1.  Ms Gougeon previously announced a raft of new measures this week which will revitalise new planting. As a result, Scottish Forestry will implement the following actions:

  • Invest £1 million into training Scottish Forestry staff over the next two years to speed up the woodland creation application process;
    work closely with industry bodies and groups so that the training on developing and implementing woodland creation projects is expanded; 
  • Scottish Forestry will review and create more specialised teams to help deal with the more complex stages of the Forestry Grant Scheme that can delay woodland creation projects; 
  • Increase grant rates and eligibility for riparian planting across Scotland; 
  • Increasing the level of support for smaller scale woodland projects, to help counter recent inflationary pressures; 
  • Improve advice and information to farmers to help encourage them to integrate woodlands on their farms; 
  • Publish refreshed guidance on improving community engagement within the woodland creation application process; 
  • Carry out technical improvements and process enhancements and provide better management information for both Scottish Forestry staff and applicants to help speed up applications; and 
  • Scottish Forestry will also undertake a reprioritisation of its existing resources and areas of delivery to ensure that woodland creation is its key focus in all operations.
  • A key element in stimulating tree planting levels in the Forestry Grant Scheme. A public consultation exercise on the future forestry grant support has recently been completed on 17th May, with the results now being analysed. The Forestry Grant Scheme will be evolved into a package of grant support which will deliver better for Net Zero, the economy, environment and for communities.

2. Forestry and Land Scotland, which manages the national forests, is to increase its yearly planting levels from the current 500 hectares a year to 900 hectares by 2027/8.

3. The Scottish Forestry Summit will take place later in the summer.

4. Annual woodland creation targets were set out in the Scottish Government’s Climate Change Plan. Since 2021/1 they have risen yearly in steps from 12,000 hectares a year to 13,500 in 21/22, to 15,000 for 22/23. For 23/24 it will rise to 16,500ha and in 24/5 reach a target of 18,000 ha every year.

5. Previous new woodland planting figures are:

2017/18  - 7, 140 ha

2018/19  - 11, 210 ha

2019/20  - 11,050 ha

2020/21  - 10,660 ha

2021/22  - 10,480 ha

2022/23  - 8,190 ha

6. Annual new woodland creation statistics are managed by the Forest Research Agency. The planting figures are based between annual returns from April 1st to March 31st. For a woodland creation schemes hectares to count towards the targets, the trees must be planted and the grant claims submitted to Scottish Forestry.

7. Scottish Forestry doesn’t own or manage any forests or woodlands and therefore does not plant any of the trees. It manages the applications for woodland creation projects from landowners and administers the forestry grants given to stimulate the new planting.

8. Over 95% of all new planting in Scotland is carried out by the private sector, charities and other rural landowners, with the rest being generated by Forestry and Land Scotland.
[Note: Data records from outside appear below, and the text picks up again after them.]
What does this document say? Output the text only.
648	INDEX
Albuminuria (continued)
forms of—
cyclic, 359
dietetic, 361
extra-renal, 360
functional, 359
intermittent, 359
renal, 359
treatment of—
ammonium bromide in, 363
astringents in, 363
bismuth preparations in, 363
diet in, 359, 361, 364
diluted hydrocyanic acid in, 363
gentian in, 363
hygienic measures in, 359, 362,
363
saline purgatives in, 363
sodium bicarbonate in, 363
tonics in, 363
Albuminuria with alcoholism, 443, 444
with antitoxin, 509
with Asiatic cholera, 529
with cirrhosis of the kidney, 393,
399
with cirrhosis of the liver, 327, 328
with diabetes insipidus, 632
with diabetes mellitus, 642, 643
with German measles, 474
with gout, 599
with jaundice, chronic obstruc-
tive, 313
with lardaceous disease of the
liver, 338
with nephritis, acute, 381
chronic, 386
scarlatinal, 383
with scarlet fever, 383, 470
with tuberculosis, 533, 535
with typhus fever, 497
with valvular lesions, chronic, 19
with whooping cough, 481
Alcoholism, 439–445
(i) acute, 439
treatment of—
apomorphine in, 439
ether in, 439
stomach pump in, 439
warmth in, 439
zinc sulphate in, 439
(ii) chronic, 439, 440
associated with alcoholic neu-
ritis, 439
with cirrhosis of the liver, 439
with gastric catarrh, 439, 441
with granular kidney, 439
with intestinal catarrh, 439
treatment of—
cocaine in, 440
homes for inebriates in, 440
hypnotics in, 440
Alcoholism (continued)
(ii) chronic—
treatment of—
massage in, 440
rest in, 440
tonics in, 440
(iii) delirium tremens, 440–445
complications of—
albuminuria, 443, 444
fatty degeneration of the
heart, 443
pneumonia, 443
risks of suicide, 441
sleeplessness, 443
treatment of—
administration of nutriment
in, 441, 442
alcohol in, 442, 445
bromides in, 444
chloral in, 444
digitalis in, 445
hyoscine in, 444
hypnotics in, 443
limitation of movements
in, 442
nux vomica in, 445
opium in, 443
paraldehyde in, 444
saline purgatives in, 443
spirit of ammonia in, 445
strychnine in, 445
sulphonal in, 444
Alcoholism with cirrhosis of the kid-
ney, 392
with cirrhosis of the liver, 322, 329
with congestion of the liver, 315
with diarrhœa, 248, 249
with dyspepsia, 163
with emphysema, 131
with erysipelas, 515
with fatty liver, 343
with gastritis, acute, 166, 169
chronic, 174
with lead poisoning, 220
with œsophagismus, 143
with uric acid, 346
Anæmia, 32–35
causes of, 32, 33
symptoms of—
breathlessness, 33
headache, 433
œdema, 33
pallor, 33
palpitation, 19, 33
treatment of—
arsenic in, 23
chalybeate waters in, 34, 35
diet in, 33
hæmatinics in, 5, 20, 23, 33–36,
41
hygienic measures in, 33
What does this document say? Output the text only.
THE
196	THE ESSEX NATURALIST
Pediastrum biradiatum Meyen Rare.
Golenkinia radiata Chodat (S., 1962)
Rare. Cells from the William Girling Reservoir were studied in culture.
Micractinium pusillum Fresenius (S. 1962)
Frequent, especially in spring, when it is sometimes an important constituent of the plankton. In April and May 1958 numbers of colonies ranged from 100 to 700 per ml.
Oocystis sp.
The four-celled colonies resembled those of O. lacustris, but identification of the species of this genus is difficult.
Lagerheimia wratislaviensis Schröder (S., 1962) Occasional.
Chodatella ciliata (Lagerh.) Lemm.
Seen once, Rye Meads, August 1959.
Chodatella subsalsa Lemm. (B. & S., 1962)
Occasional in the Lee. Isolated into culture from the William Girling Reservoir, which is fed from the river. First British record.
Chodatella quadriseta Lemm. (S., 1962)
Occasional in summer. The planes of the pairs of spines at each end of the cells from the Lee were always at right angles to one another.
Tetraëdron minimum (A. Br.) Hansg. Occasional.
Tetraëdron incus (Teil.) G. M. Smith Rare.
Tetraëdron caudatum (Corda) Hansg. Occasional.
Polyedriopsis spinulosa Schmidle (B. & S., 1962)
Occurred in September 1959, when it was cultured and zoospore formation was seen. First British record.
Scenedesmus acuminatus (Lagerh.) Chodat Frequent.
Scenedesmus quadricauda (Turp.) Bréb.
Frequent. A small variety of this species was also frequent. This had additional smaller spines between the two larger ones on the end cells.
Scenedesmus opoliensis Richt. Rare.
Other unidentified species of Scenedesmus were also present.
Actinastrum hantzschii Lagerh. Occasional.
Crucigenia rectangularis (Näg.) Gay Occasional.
9. Attracting new talent into the forestry sector is vital for its future. Forestry and Land Scotland has had 19 apprentices over the last two years of which 16 went into employment within the agency. Seven further apprentices will start in August this year and 16 more will be recruited with a view to starting in January next year.  Scottish Forestry has increased its staffing by 20% over the past couple of years, with 21 staff being at Assistant Woodland Officer level, to meet the extra demand for woodland creation in Scotland and is providing a comprehensive training development programme.